# FRW metric, convention misunderstanding?

1. Jul 12, 2015

### AstroPhysWhiz

So I have been following various derivations of the FRW metric and have a bit of confusion due to varying convention...

Would it be correct to say that curvature K can be expressed as both $$K = \frac{k}{a(t)^2}$$ and $$K = \frac{k}{R(t)^2}$$ where k is the curvature parameter?

If so, is it correct to say that the spatial line element for the k = 1 (closed) case may be expressed as

$$dl^2=\frac{dr^2}{1-\frac{r^2}{R(t)^2}}+ r^2d\Omega^2$$

If I then sub
$$r =R(t)\sin(\chi)$$,

using the fact that the full line element is
$$ds^2 = dt^2 - a(t)^2dl^2$$

I find
$$ds^2 = dt^2 - a(t)^2R(t)^2[d\chi^2 + \sin^2(\chi) d\Omega^2]$$

but the texts I have read state the metric to be

$$ds^2 = dt^2 - R(t)^2[d\chi^2 + \sin^2(\chi) d\Omega^2]$$

or

$$ds^2 = dt^2 - a(t)^2[d\chi^2 + \sin^2(\chi) d\Omega^2]$$

so I am clearly misunderstanding something with my extra factor, anyone able to clear things up for me?

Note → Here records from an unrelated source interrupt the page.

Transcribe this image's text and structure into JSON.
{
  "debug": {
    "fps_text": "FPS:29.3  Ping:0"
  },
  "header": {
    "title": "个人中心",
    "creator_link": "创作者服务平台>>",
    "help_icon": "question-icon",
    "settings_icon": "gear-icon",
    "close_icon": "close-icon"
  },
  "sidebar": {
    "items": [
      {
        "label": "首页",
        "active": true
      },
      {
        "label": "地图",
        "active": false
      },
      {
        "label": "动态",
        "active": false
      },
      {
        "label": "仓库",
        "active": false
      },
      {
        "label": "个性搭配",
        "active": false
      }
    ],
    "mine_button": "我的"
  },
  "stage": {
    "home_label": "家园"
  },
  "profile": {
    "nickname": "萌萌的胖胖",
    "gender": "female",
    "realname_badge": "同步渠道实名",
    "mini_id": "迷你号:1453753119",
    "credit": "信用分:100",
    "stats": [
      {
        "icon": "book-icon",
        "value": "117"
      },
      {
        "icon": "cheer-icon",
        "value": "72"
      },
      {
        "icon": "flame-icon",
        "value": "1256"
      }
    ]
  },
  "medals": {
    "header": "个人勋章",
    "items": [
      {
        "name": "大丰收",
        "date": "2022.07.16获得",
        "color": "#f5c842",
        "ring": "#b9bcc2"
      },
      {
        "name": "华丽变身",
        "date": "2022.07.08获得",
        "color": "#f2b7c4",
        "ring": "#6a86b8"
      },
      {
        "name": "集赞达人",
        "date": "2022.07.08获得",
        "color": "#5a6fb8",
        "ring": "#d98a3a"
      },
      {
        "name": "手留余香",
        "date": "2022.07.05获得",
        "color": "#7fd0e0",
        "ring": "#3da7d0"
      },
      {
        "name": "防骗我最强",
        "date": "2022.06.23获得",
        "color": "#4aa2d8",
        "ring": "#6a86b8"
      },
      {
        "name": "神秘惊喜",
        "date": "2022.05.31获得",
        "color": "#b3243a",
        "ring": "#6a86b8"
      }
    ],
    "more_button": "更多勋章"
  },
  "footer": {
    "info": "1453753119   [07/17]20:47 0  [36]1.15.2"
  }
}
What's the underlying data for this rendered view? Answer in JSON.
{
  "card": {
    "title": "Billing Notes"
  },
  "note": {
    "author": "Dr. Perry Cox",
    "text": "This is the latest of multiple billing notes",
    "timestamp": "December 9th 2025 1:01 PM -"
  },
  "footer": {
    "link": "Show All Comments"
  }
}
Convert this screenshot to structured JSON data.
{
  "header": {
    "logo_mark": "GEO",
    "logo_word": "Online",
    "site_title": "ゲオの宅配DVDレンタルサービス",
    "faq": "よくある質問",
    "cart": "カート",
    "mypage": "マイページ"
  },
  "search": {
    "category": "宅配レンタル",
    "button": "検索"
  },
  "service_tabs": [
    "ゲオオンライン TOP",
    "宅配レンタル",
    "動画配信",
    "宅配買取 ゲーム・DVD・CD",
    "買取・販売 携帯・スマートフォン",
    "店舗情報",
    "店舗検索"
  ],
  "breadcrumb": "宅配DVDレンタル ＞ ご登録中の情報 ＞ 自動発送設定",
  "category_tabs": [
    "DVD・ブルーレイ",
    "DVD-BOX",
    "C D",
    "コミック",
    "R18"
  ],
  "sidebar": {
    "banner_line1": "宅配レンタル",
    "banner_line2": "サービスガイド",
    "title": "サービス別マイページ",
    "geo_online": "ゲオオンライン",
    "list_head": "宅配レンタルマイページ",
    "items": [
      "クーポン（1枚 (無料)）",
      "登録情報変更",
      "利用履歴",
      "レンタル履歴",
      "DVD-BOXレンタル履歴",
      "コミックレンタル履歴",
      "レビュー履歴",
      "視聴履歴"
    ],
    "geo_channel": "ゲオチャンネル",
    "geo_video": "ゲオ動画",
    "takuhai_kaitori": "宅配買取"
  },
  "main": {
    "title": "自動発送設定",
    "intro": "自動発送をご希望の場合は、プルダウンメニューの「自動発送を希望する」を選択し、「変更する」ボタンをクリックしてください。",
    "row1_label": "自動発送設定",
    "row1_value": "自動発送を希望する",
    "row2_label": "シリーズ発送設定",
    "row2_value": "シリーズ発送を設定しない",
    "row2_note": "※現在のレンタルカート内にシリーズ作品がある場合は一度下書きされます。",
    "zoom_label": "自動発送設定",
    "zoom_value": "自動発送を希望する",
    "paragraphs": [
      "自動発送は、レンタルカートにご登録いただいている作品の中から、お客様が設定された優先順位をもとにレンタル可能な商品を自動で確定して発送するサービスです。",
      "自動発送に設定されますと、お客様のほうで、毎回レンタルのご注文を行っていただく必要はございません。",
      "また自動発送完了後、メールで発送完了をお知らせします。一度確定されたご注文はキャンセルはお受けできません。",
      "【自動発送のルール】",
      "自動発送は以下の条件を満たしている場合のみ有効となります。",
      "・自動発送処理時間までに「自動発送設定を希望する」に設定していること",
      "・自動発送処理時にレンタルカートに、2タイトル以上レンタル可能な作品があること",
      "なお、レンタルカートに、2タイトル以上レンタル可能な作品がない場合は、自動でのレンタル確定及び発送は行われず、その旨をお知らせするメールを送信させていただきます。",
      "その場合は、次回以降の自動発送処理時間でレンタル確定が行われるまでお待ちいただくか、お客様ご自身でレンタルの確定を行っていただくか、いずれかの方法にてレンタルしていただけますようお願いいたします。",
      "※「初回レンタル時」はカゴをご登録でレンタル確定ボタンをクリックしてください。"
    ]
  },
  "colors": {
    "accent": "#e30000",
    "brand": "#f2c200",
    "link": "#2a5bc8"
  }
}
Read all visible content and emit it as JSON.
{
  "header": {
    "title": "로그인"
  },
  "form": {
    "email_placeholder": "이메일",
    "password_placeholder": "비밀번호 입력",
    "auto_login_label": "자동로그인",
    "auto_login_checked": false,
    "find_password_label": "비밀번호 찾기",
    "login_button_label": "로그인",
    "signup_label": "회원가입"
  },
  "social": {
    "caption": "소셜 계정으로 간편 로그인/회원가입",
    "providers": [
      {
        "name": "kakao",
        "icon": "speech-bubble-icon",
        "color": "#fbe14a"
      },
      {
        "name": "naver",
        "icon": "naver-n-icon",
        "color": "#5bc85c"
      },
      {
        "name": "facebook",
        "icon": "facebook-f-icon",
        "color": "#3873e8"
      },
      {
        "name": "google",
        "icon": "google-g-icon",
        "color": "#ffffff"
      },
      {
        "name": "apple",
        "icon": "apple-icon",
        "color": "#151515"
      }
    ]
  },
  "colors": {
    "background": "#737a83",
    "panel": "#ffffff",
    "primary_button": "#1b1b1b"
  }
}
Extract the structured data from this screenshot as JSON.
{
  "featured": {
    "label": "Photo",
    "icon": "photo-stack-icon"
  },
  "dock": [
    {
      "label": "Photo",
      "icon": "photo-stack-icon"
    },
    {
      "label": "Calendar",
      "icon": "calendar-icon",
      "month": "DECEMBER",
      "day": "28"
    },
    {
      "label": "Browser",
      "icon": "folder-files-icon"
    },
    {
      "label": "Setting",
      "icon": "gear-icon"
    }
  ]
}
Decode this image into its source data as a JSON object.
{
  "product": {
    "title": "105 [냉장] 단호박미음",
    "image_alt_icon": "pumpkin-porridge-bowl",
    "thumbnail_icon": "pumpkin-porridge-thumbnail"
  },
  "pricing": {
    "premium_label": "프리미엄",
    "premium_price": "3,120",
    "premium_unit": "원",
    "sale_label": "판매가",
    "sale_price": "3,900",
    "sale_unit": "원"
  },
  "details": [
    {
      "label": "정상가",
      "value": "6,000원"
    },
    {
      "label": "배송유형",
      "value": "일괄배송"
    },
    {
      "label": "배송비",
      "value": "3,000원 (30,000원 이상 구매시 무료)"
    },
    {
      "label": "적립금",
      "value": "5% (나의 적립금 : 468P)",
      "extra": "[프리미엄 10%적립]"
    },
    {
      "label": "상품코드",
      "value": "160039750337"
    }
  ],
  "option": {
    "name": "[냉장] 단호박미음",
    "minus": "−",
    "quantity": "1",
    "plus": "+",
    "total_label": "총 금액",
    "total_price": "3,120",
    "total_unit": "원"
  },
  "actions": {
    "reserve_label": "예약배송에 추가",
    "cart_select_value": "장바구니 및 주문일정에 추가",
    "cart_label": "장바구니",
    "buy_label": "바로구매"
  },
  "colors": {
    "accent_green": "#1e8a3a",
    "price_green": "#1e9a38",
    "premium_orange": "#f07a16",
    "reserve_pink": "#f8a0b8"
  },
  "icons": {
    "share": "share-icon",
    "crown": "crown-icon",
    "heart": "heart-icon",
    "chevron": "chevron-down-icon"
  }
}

Last edited by a moderator: Jul 12, 2015
2. Jul 12, 2015

### Chalnoth

You're mixing conventions.

First of all, a(t) and R(t) are, for the most part, just different names for the exact same parameter. They're both the scale factor.

There are also two different conventions for the value of the scale factor.

In one convention, we say that the scale factor today is equal to one. This makes $k$ into a floating-point value that is related to the current radius of curvature, $k = 1 / R_c^2$.

The other convention sets $k$ to be an integer value, with either $k = \{1, 0, -1\}$. With this convention, if $k$ is plus or minus one, then the scale factor is equal to the radius of curvature at that point in time. If $k$ is zero, then there is no radius of curvature and the scale factor takes on an arbitrary scaling.

Usually people use the variable $R(t)$ for the second convention, and the variable $a(t)$ for the first. But not all the time.